The United Bank for Africa (UBA) is one of the largest financial services groups in sub-Saharan Africa. It is the third-largest bank in Nigeria with an estimated market share of 10%. The bank has a presence in 19 African countries, as well as in the UK, the US and France. Among Nigerian banks, it is the most diversified in terms of its reach across Africa. It serves over 8m customers through its more than 600 office locations. Three-quarters of UBA’s gross earnings are derived from its pan-African exposure. The bank’s risk appetite can be described as moderate. Its loan book is well diversified with a non-performing-loan (NPL) ratio of less than 2% as of the end of 2015, a cost of risk of 0.4% and a coverage ratio of 130%.

Financial Performance

UBA delivered a solid performance in 2015. Profits before tax (PBT) grew by 22% year-on-year (y-o-y) to N68bn ($214.7m) while profits after tax grew faster, by 45% to N65bn ($205.2m). The bank delivered 25% return on equity, placing UBA in third place in terms of profitability in the sector. The main driver behind the strong performance was funding income, which grew by 30% y-o-y thanks to margin improvement. This performance more than offset a 13% y-o-y decline in non-interest income. Another positive highlight was the bank’s ability to keep asset quality issues at bay. Loan loss provisions were well below expectations, leading to a low, single-digit NPL ratio for the fifth year in a row. The balance sheet reflected a subdued year with very modest movements. Total assets were flat y-o-y, while net loans, deposits and total liabilities all showed single-digit percentage declines. Moving to the first quarter of 2016, UBA’s PBT declined by 2% y-o-y to N18.1bn ($57.1m), but profits after tax fell by a wider margin of 8% y-o-y to N14.1bn ($44.5m). The extent of the decline in after-tax profits was driven by a negative result of N2.2bn ($6.9m) on the other comprehensive income line, compared to a loss of N1.5bn ($4.7m) in the first quarter of 2015. Further up the profit and loss statement, although profit before provisions fell by 4% y-o-y, a 57% y-o-y reduction in loan losses provisions provided a partial offset, limiting the reduction in PBT to 2% y-o-y. Moving back to profit before provisions, the key driver behind the 4% decline was non-interest income, which fell by 25% y-o-y to N16.8bn ($53m) on the back of a 71% y-o-y decline in net trading income to N2.4bn ($7.6m). This more than offset the 12% y-o-y growth in funding income to N34.4bn ($108.6m).

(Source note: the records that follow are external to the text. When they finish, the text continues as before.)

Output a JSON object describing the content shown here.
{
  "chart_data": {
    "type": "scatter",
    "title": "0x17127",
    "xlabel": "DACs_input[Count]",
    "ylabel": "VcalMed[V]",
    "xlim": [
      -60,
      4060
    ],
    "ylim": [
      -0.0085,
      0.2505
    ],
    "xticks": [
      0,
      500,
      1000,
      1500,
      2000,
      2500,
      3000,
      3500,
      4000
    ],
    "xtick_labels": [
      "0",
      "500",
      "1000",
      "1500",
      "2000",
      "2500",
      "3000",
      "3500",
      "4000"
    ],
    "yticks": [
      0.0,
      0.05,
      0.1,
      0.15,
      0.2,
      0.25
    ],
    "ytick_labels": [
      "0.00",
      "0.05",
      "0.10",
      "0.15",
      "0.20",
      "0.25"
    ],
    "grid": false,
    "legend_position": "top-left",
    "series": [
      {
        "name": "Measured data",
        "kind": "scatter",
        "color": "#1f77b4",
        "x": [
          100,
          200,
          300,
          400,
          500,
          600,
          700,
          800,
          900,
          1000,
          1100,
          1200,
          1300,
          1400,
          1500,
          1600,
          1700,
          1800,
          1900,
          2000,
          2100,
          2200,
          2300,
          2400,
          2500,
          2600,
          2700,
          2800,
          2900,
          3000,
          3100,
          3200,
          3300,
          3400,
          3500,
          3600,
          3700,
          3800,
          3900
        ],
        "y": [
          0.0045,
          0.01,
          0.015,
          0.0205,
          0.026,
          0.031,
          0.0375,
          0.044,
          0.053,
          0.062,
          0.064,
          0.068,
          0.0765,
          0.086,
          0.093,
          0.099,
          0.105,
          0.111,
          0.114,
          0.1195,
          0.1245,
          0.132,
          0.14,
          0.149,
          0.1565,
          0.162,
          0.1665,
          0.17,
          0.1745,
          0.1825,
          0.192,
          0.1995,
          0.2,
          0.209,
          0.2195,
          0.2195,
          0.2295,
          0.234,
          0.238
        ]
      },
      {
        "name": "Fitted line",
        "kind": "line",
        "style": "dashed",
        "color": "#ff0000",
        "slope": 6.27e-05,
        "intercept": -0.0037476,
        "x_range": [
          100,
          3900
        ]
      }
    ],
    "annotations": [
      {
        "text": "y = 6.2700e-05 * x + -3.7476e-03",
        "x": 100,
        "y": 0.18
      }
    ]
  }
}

PBT and after-tax profits grew markedly by 63% quarter-on-quarter (q-o-q) and 48% q-o-q, respectively, largely driven by 140% q-o-q growth on the other income line (the fourth quarter 2015 non-interest income result was abnormally low). In terms of outlook, management is targeting a performance almost equal to 2015, with a return on equity of 20%. Compared to the rest of the sector, UBA is likely to have a decent year in 2016.

Development Strategy 

UBA already has a significant footprint outside of Nigeria, much more so than any other Nigerian bank. It has grown both organically and through acquisitions. Most of its African subsidiaries are now profitable, and the few that have not broken even are being restructured. Since 2008, UBA has changed its strategy by boosting its risk management and de-risking balance sheets. For example, it has reduced exposure to downstream oil and gas due to the volatility that petroleum marketers have been exposed to in the past as a result of delayed fuel subsidy payments.

This strategy, which has led to the bank’s robust asset quality ratios, is likely to continue going forward. In the very near term the bank is expected to focus more on stability and shoring up balance sheets than growth. This is due to heightened risk in the operating environment linked to the overall economy. In the medium to long term UBA stands to gain share from second-tier banks with weaker balance sheets.